ACC K-Ras and B-Raf mutations were inactive or kinase-impaired. (A and B) KRAS and BRAF mutations were detected in sporadic ACC. (A) Genomic DNA electropherograms of case 8 (left) and case 2 (right) identify the KRAS missense mutation in exon 1. Case 8 has a wild-type (WT) sequence. In contrast, case 2 has a nt50G → A transition with a predicted missense substitution of asparagine for serine 17 (S17N). Triplet nucleotides for codon 17 are highlighted with underlines. (B) Genomic DNA electropherograms of case 8 (left) and case 11 (right) identify the BRAF missense mutation in exon 15. Case 8 shows normal wild-type (WT) sequence. In contrast, case 11 has a nt1768A → G change with a predicted missense substitution of isoleucine for valine 590 (V590I). Triplet nucleotides cording codon 590 are marked with underlines. (C and D) HEK 293T cells were plated into six-well plates. Twenty-four hours later, subconfluent cells were transfected with 2 µg each of expression vectors containing the various K-Ras mutants (C) or 0.25 µg each of expression vectors containing the various B-Raf mutants (D). After 24 hours of incubation, the cells were harvested. Western blot analysis was performed using antibodies against phosphorylation-specific C-Raf (P-C-Raf), MEK1/2 (P-MEK1/2), p44 ERK1 and p42 ERK2 (P-ERK1/2), total C-Raf, total MEK1/2, total ERK1/2, and β-actin. The following vectors were independently transfected: (C) Empty (pcDNA 3.1), wild-type, G12V (constitutively active), and S17N K-Ras (found in ACC). In (D), the vectors were Empty (pcDNA 3.1), wild-type, K483M (catalytically inactive), V600E (constitutively active), and V590I (found in ACC).

Figure 4

Cell signaling from the RTK c-Kit is disrupted during tumor development in a subset of salivary gland ACCs.

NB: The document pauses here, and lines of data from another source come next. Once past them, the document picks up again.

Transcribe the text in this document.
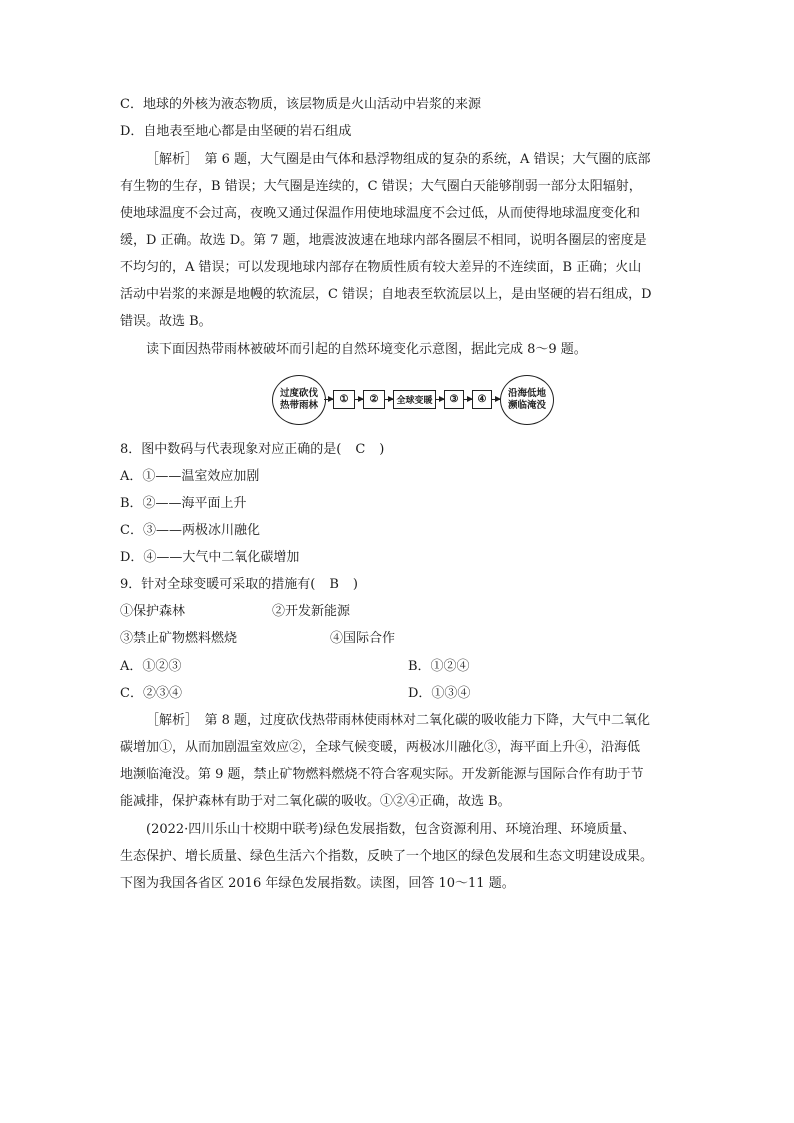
C．地球的外核为液态物质，该层物质是火山活动中岩浆的来源
D．自地表至地心都是由坚硬的岩石组成
［解析］　第 6 题，大气圈是由气体和悬浮物组成的复杂的系统，A 错误；大气圈的底部
有生物的生存，B 错误；大气圈是连续的，C 错误；大气圈白天能够削弱一部分太阳辐射，
使地球温度不会过高，夜晚又通过保温作用使地球温度不会过低，从而使得地球温度变化和
缓，D 正确。故选 D。第 7 题，地震波波速在地球内部各圈层不相同，说明各圈层的密度是
不均匀的，A 错误；可以发现地球内部存在物质性质有较大差异的不连续面，B 正确；火山
活动中岩浆的来源是地幔的软流层，C 错误；自地表至软流层以上，是由坚硬的岩石组成，D
错误。故选 B。
读下面因热带雨林被破坏而引起的自然环境变化示意图，据此完成 8～9 题。
过度砍伐
热带雨林
①	②	全球变暖	③	④
沿海低地
濒临淹没
8．图中数码与代表现象对应正确的是( C )
A．①——温室效应加剧
B．②——海平面上升
C．③——两极冰川融化
D．④——大气中二氧化碳增加
9．针对全球变暖可采取的措施有( B )
①保护森林	②开发新能源
③禁止矿物燃料燃烧	④国际合作
A．①②③	B．①②④
C．②③④	D．①③④
［解析］　第 8 题，过度砍伐热带雨林使雨林对二氧化碳的吸收能力下降，大气中二氧化
碳增加①，从而加剧温室效应②，全球气候变暖，两极冰川融化③，海平面上升④，沿海低
地濒临淹没。第 9 题，禁止矿物燃料燃烧不符合客观实际。开发新能源与国际合作有助于节
能减排，保护森林有助于对二氧化碳的吸收。①②④正确，故选 B。
(2022·四川乐山十校期中联考)绿色发展指数，包含资源利用、环境治理、环境质量、
生态保护、增长质量、绿色生活六个指数，反映了一个地区的绿色发展和生态文明建设成果。
下图为我国各省区 2016 年绿色发展指数。读图，回答 10～11 题。
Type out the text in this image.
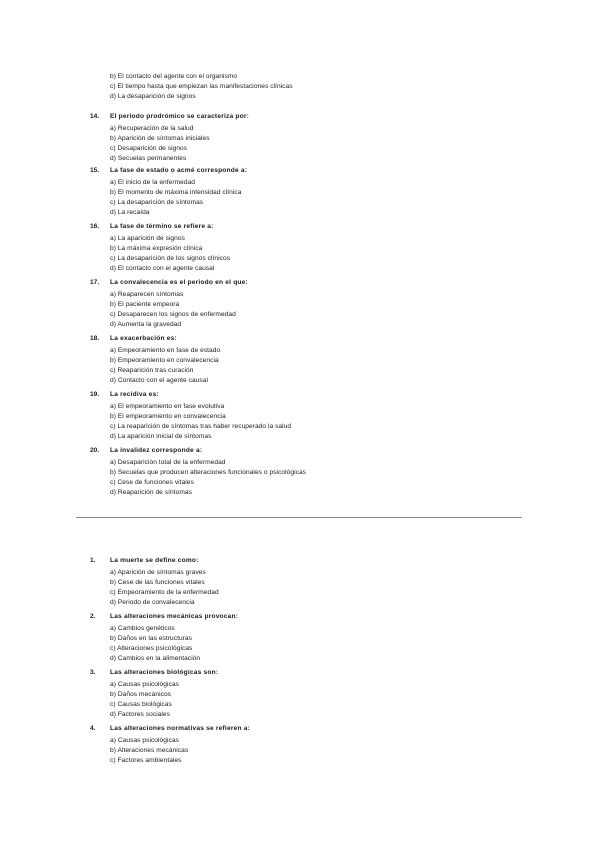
b) El contacto del agente con el organismo
c) El tiempo hasta que empiezan las manifestaciones clínicas
d) La desaparición de signos
14. El periodo prodrómico se caracteriza por:
a) Recuperación de la salud
b) Aparición de síntomas iniciales
c) Desaparición de signos
d) Secuelas permanentes
15. La fase de estado o acmé corresponde a:
a) El inicio de la enfermedad
b) El momento de máxima intensidad clínica
c) La desaparición de síntomas
d) La recaída
16. La fase de término se refiere a:
a) La aparición de signos
b) La máxima expresión clínica
c) La desaparición de los signos clínicos
d) El contacto con el agente causal
17. La convalecencia es el periodo en el que:
a) Reaparecen síntomas
b) El paciente empeora
c) Desaparecen los signos de enfermedad
d) Aumenta la gravedad
18. La exacerbación es:
a) Empeoramiento en fase de estado
b) Empeoramiento en convalecencia
c) Reaparición tras curación
d) Contacto con el agente causal
19. La recidiva es:
a) El empeoramiento en fase evolutiva
b) El empeoramiento en convalecencia
c) La reaparición de síntomas tras haber recuperado la salud
d) La aparición inicial de síntomas
20. La invalidez corresponde a:
a) Desaparición total de la enfermedad
b) Secuelas que producen alteraciones funcionales o psicológicas
c) Cese de funciones vitales
d) Reaparición de síntomas
1. La muerte se define como:
a) Aparición de síntomas graves
b) Cese de las funciones vitales
c) Empeoramiento de la enfermedad
d) Periodo de convalecencia
2. Las alteraciones mecánicas provocan:
a) Cambios genéticos
b) Daños en las estructuras
c) Alteraciones psicológicas
d) Cambios en la alimentación
3. Las alteraciones biológicas son:
a) Causas psicológicas
b) Daños mecánicos
c) Causas biológicas
d) Factores sociales
4. Las alteraciones normativas se refieren a:
a) Causas psicológicas
b) Alteraciones mecánicas
c) Factores ambientales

C-Kit regulates cell survival and growth control through the PI3K/Akt and MAPK signaling pathways. We found inactivating mutations in KIT, KRAS, and BRAF. Because ACC can proliferate despite inactivation of c-Kit cell signaling, c-Kit must be dispensable for maintaining established ACC tumors. This is the first time that inactivation of MAPK accompanied tumorigenesis. Our results also suggest that selective inhibition of c-Kit is not a promising strategy for ACC therapeutic development.